Si l'être humain n'a besoin que de deux litres d'eau par jour (soit moins d'un mètre cube par an) pour survivre, la consommation indirecte est incroyablement plus élevée. Prenez le steak dans votre assiette : produire 1 kg de viande de boeuf exige 15.000 litres d'eau ; contre 85 " seulement " pour une pomme...

Même si plus de 70 % de la superficie terrestre est couverte d'eau, 0,008 % à peine de ce volume est constitué d'eau liquide et potable. Une quantité censée pourvoir aux besoins vitaux de plus de 7 milliards de personnes. Or, le nombre d'êtres humains ne cesse de croître et la pollution industrielle, les maladies et le réchauffement climatique contribuent à la raréfaction de l'eau " consommable ". Contrairement au pétrole, par exemple, auquel peuvent se substituer l'énergie solaire et l'énergie éolienne, l'humanité ne dispose d'aucune solution de rechange dans le cas de l'or bleu.

Quinze pour cent à peine de l'approvisionnement en eau dans le monde est assuré par des entreprises privées.

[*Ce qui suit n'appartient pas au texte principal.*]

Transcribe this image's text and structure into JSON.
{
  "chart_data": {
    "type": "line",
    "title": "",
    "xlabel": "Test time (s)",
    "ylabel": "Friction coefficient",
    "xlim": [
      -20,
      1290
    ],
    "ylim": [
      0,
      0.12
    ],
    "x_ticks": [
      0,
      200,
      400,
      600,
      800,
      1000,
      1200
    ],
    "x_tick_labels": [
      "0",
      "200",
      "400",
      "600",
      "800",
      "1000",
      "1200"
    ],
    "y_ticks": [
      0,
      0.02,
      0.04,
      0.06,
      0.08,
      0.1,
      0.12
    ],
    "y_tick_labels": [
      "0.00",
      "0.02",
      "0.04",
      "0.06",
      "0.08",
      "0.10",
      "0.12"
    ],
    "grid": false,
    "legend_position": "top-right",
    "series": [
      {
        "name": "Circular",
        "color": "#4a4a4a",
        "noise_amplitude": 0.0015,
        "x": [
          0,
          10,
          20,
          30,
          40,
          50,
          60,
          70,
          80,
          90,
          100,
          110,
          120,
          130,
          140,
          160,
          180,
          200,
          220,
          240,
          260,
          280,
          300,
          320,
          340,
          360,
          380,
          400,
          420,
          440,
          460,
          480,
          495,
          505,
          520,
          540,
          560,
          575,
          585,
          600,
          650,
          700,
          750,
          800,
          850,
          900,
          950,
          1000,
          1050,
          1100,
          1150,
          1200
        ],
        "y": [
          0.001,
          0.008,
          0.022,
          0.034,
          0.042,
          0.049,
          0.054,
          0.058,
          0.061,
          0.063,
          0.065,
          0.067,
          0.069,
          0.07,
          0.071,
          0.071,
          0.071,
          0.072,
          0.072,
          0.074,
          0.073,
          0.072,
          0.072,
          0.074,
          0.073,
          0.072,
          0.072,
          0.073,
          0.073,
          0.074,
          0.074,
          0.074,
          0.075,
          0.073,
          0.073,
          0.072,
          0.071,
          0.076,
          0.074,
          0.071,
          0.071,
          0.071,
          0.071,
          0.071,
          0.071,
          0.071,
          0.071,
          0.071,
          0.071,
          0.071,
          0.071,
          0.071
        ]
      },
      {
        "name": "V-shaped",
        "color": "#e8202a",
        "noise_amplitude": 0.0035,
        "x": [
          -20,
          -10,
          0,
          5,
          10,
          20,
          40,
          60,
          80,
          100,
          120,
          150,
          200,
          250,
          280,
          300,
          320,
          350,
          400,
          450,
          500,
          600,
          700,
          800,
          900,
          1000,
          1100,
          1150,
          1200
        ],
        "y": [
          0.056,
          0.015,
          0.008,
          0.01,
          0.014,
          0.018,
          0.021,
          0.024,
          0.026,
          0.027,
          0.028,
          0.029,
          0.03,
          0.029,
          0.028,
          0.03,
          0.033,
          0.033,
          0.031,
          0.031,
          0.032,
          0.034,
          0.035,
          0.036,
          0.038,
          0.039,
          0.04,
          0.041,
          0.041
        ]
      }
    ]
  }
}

D'après les chiffres publiés par ONU-Eau, la consommation excessive est extrêmement néfaste. Ainsi, avons-nous par exemple perdu au siècle passé plus de la moitié de nos marécages. Alors qu'il y a 100 ans, les fleuves se jetaient sans la moindre difficulté dans les mers, il n'est désormais pas rare qu'ils soient asséchés bien avant d'atteindre leur estuaire. Le réchauffement climatique n'est pas étranger à ce phénomène. Il diminue les précipitations dans certaines régions, tout en accroissant les risques d'inondation dans d'autres. Les prévisions sont surnaturelles. Selon le Groupe d'experts intergouvernemental sur l'évolution du climat (GIEC), les pluies dans le sud de l'Europe seront, au cours de la deuxième moitié de ce siècle, 40 % moins abondantes qu'aujourd'hui.

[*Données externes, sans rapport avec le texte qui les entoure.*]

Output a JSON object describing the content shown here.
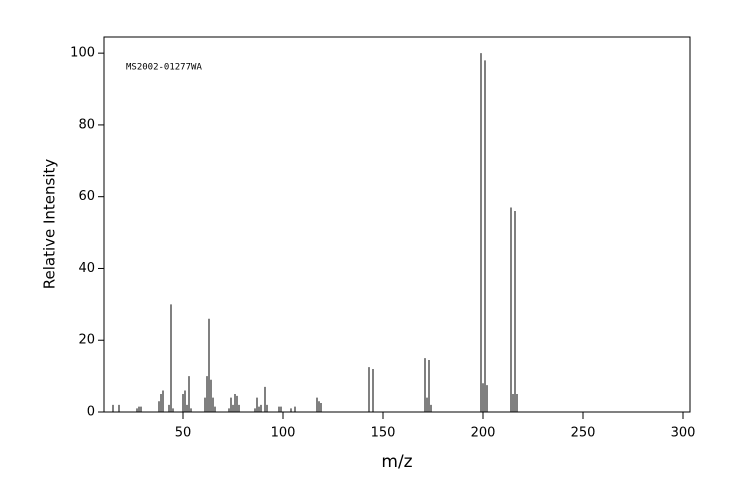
{
  "chart_data": {
    "type": "stick",
    "annotation": "MS2002-01277WA",
    "xlabel": "m/z",
    "ylabel": "Relative Intensity",
    "x": [
      15,
      18,
      27,
      28,
      29,
      38,
      39,
      40,
      43,
      44,
      45,
      50,
      51,
      52,
      53,
      54,
      61,
      62,
      63,
      64,
      65,
      66,
      73,
      74,
      75,
      76,
      77,
      78,
      86,
      87,
      88,
      89,
      91,
      92,
      98,
      99,
      104,
      106,
      117,
      118,
      119,
      143,
      145,
      171,
      172,
      173,
      174,
      199,
      200,
      201,
      202,
      214,
      215,
      216,
      217
    ],
    "values": [
      2,
      2,
      1,
      1.5,
      1.5,
      3,
      5,
      6,
      2,
      30,
      1,
      5,
      6,
      2,
      10,
      1,
      4,
      10,
      26,
      9,
      4,
      1.5,
      1,
      4,
      2,
      5,
      4.5,
      2,
      1,
      4,
      1.5,
      2,
      7,
      2,
      1.5,
      1.5,
      1,
      1.5,
      4,
      3,
      2.5,
      12.5,
      12,
      15,
      4,
      14.5,
      2,
      100,
      8,
      98,
      7.5,
      57,
      5,
      56,
      5
    ],
    "color": "#000000",
    "xlim": [
      10.5,
      303.5
    ],
    "ylim": [
      0,
      104.5
    ],
    "xticks": [
      50,
      100,
      150,
      200,
      250,
      300
    ],
    "yticks": [
      0,
      20,
      40,
      60,
      80,
      100
    ]
  }
}
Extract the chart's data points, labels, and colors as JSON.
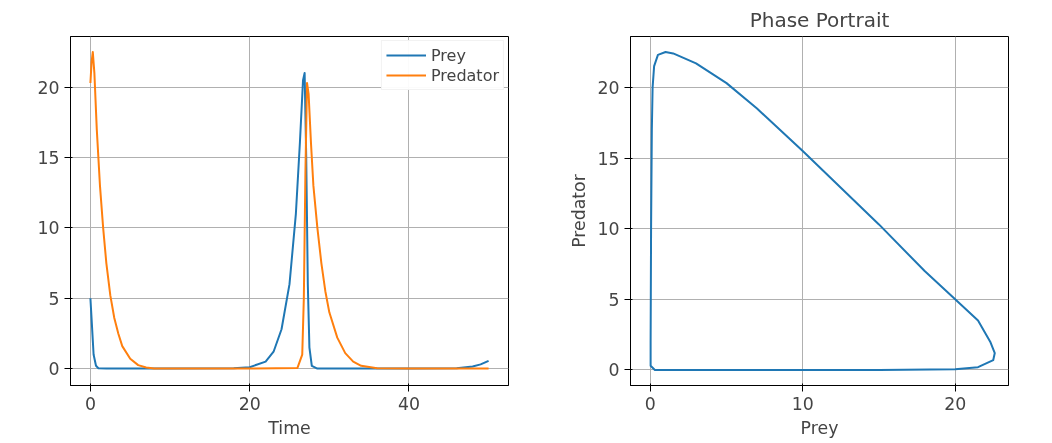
{
  "chart_data": [
    {
      "type": "line",
      "xlabel": "Time",
      "xlim": [
        -2.5,
        52.5
      ],
      "ylim": [
        -1.2,
        23.6
      ],
      "xticks": [
        0,
        20,
        40
      ],
      "yticks": [
        0,
        5,
        10,
        15,
        20
      ],
      "grid": true,
      "legend": "top right",
      "series": [
        {
          "name": "Prey",
          "color": "#1f77b4",
          "x": [
            0,
            0.2,
            0.4,
            0.7,
            1,
            2,
            10,
            18,
            20,
            22,
            23,
            24,
            25,
            25.8,
            26.3,
            26.7,
            26.9,
            27.1,
            27.3,
            27.5,
            27.8,
            28.5,
            40,
            46,
            48,
            49,
            50
          ],
          "values": [
            5,
            3,
            1,
            0.2,
            0.03,
            0,
            0,
            0.02,
            0.1,
            0.5,
            1.2,
            2.8,
            6,
            11,
            16,
            20.5,
            21,
            15,
            6,
            1.5,
            0.2,
            0,
            0,
            0.02,
            0.15,
            0.3,
            0.55
          ]
        },
        {
          "name": "Predator",
          "color": "#ff7f0e",
          "x": [
            0,
            0.15,
            0.3,
            0.5,
            0.8,
            1.2,
            1.6,
            2,
            2.5,
            3,
            3.5,
            4,
            5,
            6,
            7,
            8,
            20,
            26,
            26.6,
            26.8,
            27,
            27.2,
            27.4,
            27.7,
            28,
            28.5,
            29,
            29.5,
            30,
            31,
            32,
            33,
            34,
            36,
            40,
            50
          ],
          "values": [
            20.3,
            21.8,
            22.5,
            21,
            17,
            13,
            10,
            7.5,
            5.2,
            3.6,
            2.5,
            1.6,
            0.7,
            0.25,
            0.08,
            0,
            0,
            0.05,
            1,
            5,
            14,
            20.3,
            19.5,
            16,
            13,
            10,
            7.5,
            5.5,
            4,
            2.2,
            1.1,
            0.5,
            0.2,
            0.03,
            0,
            0
          ]
        }
      ]
    },
    {
      "type": "line",
      "title": "Phase Portrait",
      "xlabel": "Prey",
      "ylabel": "Predator",
      "xlim": [
        -1.3,
        23.5
      ],
      "ylim": [
        -1.1,
        23.6
      ],
      "xticks": [
        0,
        10,
        20
      ],
      "yticks": [
        0,
        5,
        10,
        15,
        20
      ],
      "grid": true,
      "series": [
        {
          "color": "#1f77b4",
          "x": [
            5,
            3,
            1.5,
            1,
            0.5,
            0.25,
            0.15,
            0.1,
            0.05,
            0.02,
            0.02,
            0.3,
            5,
            15,
            20,
            21.5,
            22.5,
            22.6,
            22.3,
            21.5,
            20,
            18,
            15,
            10,
            7,
            5,
            3,
            1.5,
            1,
            0.5,
            0.25,
            0.15,
            0.1,
            0.05,
            0.02,
            0.02
          ],
          "values": [
            20.3,
            21.7,
            22.4,
            22.5,
            22.3,
            21.5,
            20,
            17,
            10,
            2,
            0.3,
            0,
            0,
            0,
            0.05,
            0.2,
            0.7,
            1.2,
            2,
            3.5,
            5,
            7,
            10.3,
            15.5,
            18.5,
            20.3,
            21.7,
            22.4,
            22.5,
            22.3,
            21.5,
            20,
            17,
            10,
            2,
            0.3
          ]
        }
      ]
    }
  ]
}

On le voit : l'approvisionnement en eau n'est pas un problème propre aux pays émergents. Il y a quelques années, le Forum économique mondial pointait du doigt le mauvais état des canalisations, responsables de 30 à 40 % des pertes d'eau en Occident ; une situation dont il rend responsable notre infrastructure urbaine, construite au tournant du 19e siècle et insuffisamment entretenue. Guy Janssens, directeur des investissements durables chez BNP Paribas Fortis, aime à rappeler qu'à Londres, l'équivalent de 30 piscines olympiques est gaspillé chaque jour à cause de fuites. La capitale britannique, par exemple, compte non moins de 32.000 km de canalisations, qui nécessitent d'être remplacés (des travaux désormais entamés).

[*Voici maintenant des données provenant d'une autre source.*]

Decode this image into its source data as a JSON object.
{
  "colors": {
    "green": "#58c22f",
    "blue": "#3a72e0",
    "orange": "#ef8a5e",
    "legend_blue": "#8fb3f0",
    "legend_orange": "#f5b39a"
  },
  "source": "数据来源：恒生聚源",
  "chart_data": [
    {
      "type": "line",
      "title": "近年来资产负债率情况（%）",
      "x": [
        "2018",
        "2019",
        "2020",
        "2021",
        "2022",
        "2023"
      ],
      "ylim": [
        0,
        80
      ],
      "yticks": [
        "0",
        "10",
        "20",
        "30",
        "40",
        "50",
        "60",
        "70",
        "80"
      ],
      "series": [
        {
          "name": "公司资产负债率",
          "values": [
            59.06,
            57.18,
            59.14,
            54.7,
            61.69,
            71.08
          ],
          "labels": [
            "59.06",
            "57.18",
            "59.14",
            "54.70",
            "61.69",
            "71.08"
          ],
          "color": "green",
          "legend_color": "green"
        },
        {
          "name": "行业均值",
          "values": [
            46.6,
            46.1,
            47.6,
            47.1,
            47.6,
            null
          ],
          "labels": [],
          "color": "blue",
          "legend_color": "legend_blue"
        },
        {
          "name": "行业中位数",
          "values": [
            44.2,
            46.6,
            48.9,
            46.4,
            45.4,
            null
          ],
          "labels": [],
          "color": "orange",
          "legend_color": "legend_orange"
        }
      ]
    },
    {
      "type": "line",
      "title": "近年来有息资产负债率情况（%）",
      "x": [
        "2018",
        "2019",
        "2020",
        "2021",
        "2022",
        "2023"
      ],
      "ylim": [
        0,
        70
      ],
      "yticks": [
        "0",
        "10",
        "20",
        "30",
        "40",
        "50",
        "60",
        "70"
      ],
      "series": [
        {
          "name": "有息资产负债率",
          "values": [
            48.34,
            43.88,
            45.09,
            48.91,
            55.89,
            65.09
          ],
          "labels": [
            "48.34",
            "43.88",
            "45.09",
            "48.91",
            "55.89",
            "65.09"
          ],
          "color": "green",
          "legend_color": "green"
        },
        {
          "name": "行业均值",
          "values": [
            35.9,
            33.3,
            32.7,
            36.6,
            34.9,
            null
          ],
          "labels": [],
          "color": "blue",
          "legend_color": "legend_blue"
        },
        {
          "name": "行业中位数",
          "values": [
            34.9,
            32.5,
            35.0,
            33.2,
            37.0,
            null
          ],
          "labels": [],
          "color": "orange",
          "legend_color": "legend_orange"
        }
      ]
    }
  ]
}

La Dessalement est une technologie intéressante, mais pas une solution miracle. © BELGAIMAGE

Des investissements, pourtant indispensables, dans les infrastructures, sont aujourd'hui négligés. C'est que les Etats sont sans le sou. Quinze pour cent à peine de l'approvisionnement en eau dans le monde est assuré par des entreprises privées. " Le fait que tant d'infrastructures hydrauliques soient aux mains des pouvoirs publics est un véritable frein aux investissements, déplore Marc-Olivier Buffle, spécialiste du secteur chez le gestionnaire d'actifs Pictet. Un nombre sans cesse croissant de pouvoirs publics locaux requièrent l'aide du privé. Ce qui devrait permettre de multiplier les investissements et ouvrir la voie à plus d'efficience. Les entreprises privées ont un potentiel de croissance énorme. Leur part dans l'approvisionnement en eau devrait s'établir à 22 % d'ici 2030, ce qui correspond à 1,8 milliard de personnes ; restera donc 78 % de la population mondiale à desservir. "

Densité de construction

A celle de la rareté de l'eau s'ajoute la question des inondations. " La Flandre étant quasi entièrement construite, des problèmes d'approvisionnement se posent en cas de fortes précipitations, rappelle Guy Janssens. Il faut bien que les pluies aillent quelque part ! Pour éviter qu'en cas d'inondation, l'eau propre et l'eau sale se mélangent, ce qui fait s'envoler les dépenses d'épuration, il faut réaliser des travaux d'infrastructure. Autant d'investissements qui sont finalement payés par le consommateur. "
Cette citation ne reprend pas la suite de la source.